Psychics, crystals, candles and cauldrons: alternative spiritualities and the question of their esoteric economies

Bartolini, Nadia; Chris, Robert; MacKian, Sara and Pile, Steve (2013). Psychics, crystals, candles and cauldrons: alternative spiritualities and the question of their esoteric economies. Social & Cultural Geography, 14(4) pp. 367–388.

DOI: https://doi.org/10.1080/14649365.2013.772224

Abstract

Studies of alternative and ‘New Age’ spiritualities and of the paranormal in popular culture hint at the existence of underlying economic relationships that are, though small in size by some measures, both significant and influential. This paper seeks to foreground the economic relationships underpinning the beliefs, practices and activities associated with alternative spiritualities. For, as we argue, these have either been marginalised in most studies of alternative spirituality or been understood in very limited terms, as a narrow reflection of contemporary capitalist consumer culture. This paper consequently asks how we might bring to view the economic relationships that necessarily accompany alternative spiritualities by exploring their size, shape and reach. Here, we draw on UK-based case studies of Manchester and London.
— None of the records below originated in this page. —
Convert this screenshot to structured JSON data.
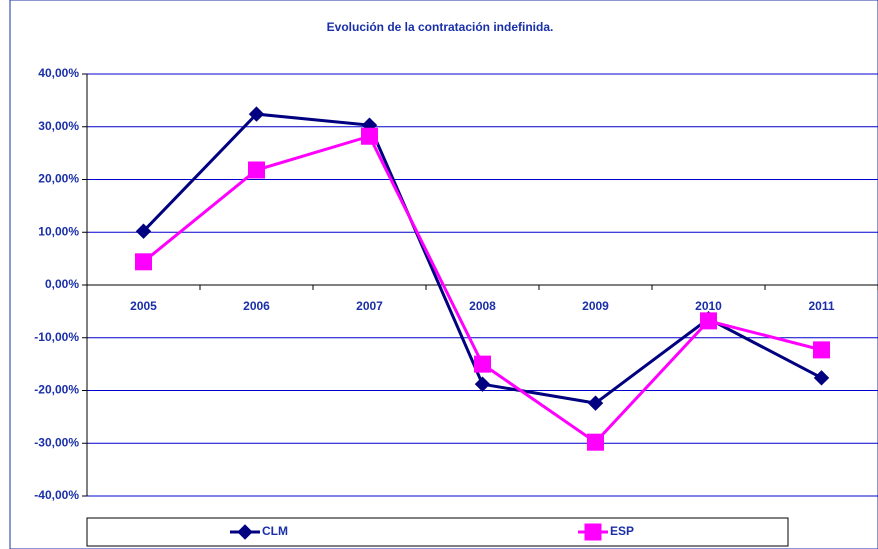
{
  "chart_data": {
    "type": "line",
    "title": "Evolución de la contratación indefinida.",
    "categories": [
      "2005",
      "2006",
      "2007",
      "2008",
      "2009",
      "2010",
      "2011"
    ],
    "series": [
      {
        "name": "CLM",
        "color": "#000080",
        "marker": "diamond",
        "values": [
          10.2,
          32.4,
          30.3,
          -18.8,
          -22.4,
          -6.4,
          -17.6
        ]
      },
      {
        "name": "ESP",
        "color": "#ff00ff",
        "marker": "square",
        "values": [
          4.4,
          21.8,
          28.2,
          -15.0,
          -29.8,
          -6.8,
          -12.3
        ]
      }
    ],
    "ylim": [
      -40,
      40
    ],
    "yticks": [
      {
        "value": -40,
        "label": "-40,00%"
      },
      {
        "value": -30,
        "label": "-30,00%"
      },
      {
        "value": -20,
        "label": "-20,00%"
      },
      {
        "value": -10,
        "label": "-10,00%"
      },
      {
        "value": 0,
        "label": "0,00%"
      },
      {
        "value": 10,
        "label": "10,00%"
      },
      {
        "value": 20,
        "label": "20,00%"
      },
      {
        "value": 30,
        "label": "30,00%"
      },
      {
        "value": 40,
        "label": "40,00%"
      }
    ],
    "grid": true,
    "grid_color": "#0000cc",
    "legend": "bottom"
  }
}
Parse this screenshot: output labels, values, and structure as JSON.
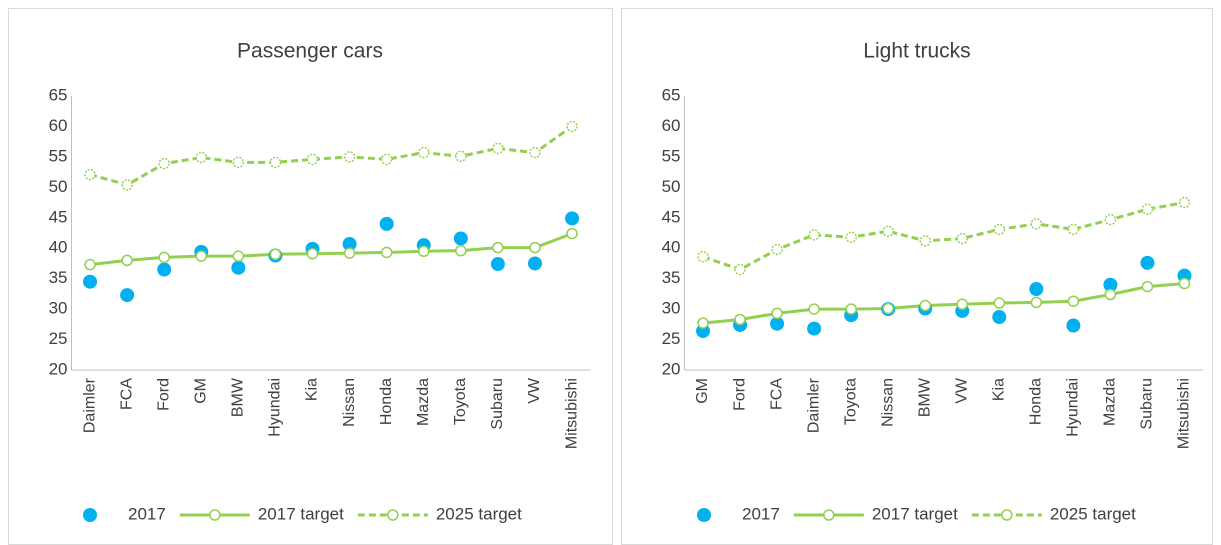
{
  "chart_data": [
    {
      "type": "line",
      "title": "Passenger cars",
      "categories": [
        "Daimler",
        "FCA",
        "Ford",
        "GM",
        "BMW",
        "Hyundai",
        "Kia",
        "Nissan",
        "Honda",
        "Mazda",
        "Toyota",
        "Subaru",
        "VW",
        "Mitsubishi"
      ],
      "ylim": [
        20,
        65
      ],
      "yticks": [
        20,
        25,
        30,
        35,
        40,
        45,
        50,
        55,
        60,
        65
      ],
      "grid": false,
      "legend": "bottom",
      "series": [
        {
          "name": "2017",
          "color": "#00b0f0",
          "line": "none",
          "values": [
            34.5,
            32.3,
            36.5,
            39.4,
            36.8,
            38.8,
            39.9,
            40.7,
            44,
            40.5,
            41.6,
            37.4,
            37.5,
            44.9
          ]
        },
        {
          "name": "2017 target",
          "color": "#92d050",
          "line": "solid",
          "values": [
            37.3,
            38,
            38.5,
            38.7,
            38.7,
            39,
            39.1,
            39.2,
            39.3,
            39.5,
            39.6,
            40.1,
            40.1,
            42.4
          ]
        },
        {
          "name": "2025 target",
          "color": "#92d050",
          "line": "dashed",
          "values": [
            52.1,
            50.4,
            53.9,
            54.9,
            54.1,
            54.1,
            54.6,
            55,
            54.6,
            55.7,
            55.1,
            56.4,
            55.7,
            60
          ]
        }
      ]
    },
    {
      "type": "line",
      "title": "Light trucks",
      "categories": [
        "GM",
        "Ford",
        "FCA",
        "Daimler",
        "Toyota",
        "Nissan",
        "BMW",
        "VW",
        "Kia",
        "Honda",
        "Hyundai",
        "Mazda",
        "Subaru",
        "Mitsubishi"
      ],
      "ylim": [
        20,
        65
      ],
      "yticks": [
        20,
        25,
        30,
        35,
        40,
        45,
        50,
        55,
        60,
        65
      ],
      "grid": false,
      "legend": "bottom",
      "series": [
        {
          "name": "2017",
          "color": "#00b0f0",
          "line": "none",
          "values": [
            26.4,
            27.4,
            27.6,
            26.8,
            29,
            30,
            30.1,
            29.7,
            28.7,
            33.3,
            27.3,
            34,
            37.6,
            35.5
          ]
        },
        {
          "name": "2017 target",
          "color": "#92d050",
          "line": "solid",
          "values": [
            27.7,
            28.3,
            29.3,
            30,
            30,
            30.1,
            30.6,
            30.8,
            31,
            31.1,
            31.3,
            32.4,
            33.7,
            34.2
          ]
        },
        {
          "name": "2025 target",
          "color": "#92d050",
          "line": "dashed",
          "values": [
            38.6,
            36.5,
            39.8,
            42.2,
            41.8,
            42.8,
            41.2,
            41.6,
            43.1,
            44,
            43.1,
            44.7,
            46.4,
            47.5
          ]
        }
      ]
    }
  ]
}
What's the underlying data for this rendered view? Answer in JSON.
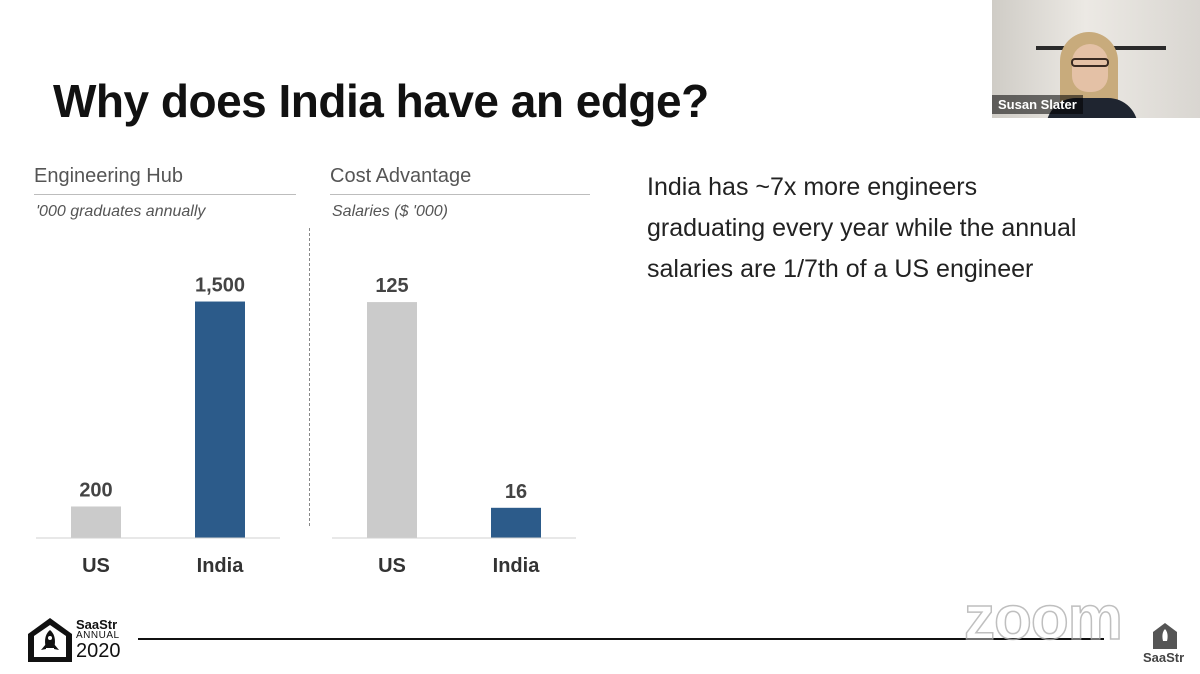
{
  "slide": {
    "title": "Why does India have an edge?",
    "body_text": "India has ~7x more engineers graduating every year while the annual salaries are 1/7th of a US engineer"
  },
  "colors": {
    "us_bar": "#cbcbcb",
    "india_bar": "#2c5b8a",
    "value_label": "#444444"
  },
  "chart_data": [
    {
      "type": "bar",
      "title": "Engineering  Hub",
      "subtitle": "'000 graduates annually",
      "categories": [
        "US",
        "India"
      ],
      "values": [
        200,
        1500
      ],
      "value_labels": [
        "200",
        "1,500"
      ],
      "ylim": [
        0,
        1700
      ],
      "grid": false
    },
    {
      "type": "bar",
      "title": "Cost Advantage",
      "subtitle": "Salaries ($ '000)",
      "categories": [
        "US",
        "India"
      ],
      "values": [
        125,
        16
      ],
      "value_labels": [
        "125",
        "16"
      ],
      "ylim": [
        0,
        142
      ],
      "grid": false
    }
  ],
  "video": {
    "participant_name": "Susan Slater"
  },
  "branding": {
    "logo_name": "SaaStr",
    "logo_sub": "ANNUAL",
    "logo_year": "2020",
    "watermark": "zoom",
    "corner_label": "SaaStr",
    "logo_icon": "saastr-rocket-icon"
  }
}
Our exploration of alternative spiritualities and their economic relationships concludes that even while alternative spiritualities are woven into, and out of, ordinary economic relationships, there remains an intriguing sense that there is something distinctively esoteric about their economies. This, we believe, warrants further investigation (in the UK and beyond) into this too often marginalised aspect of contemporary culture and modern economic life.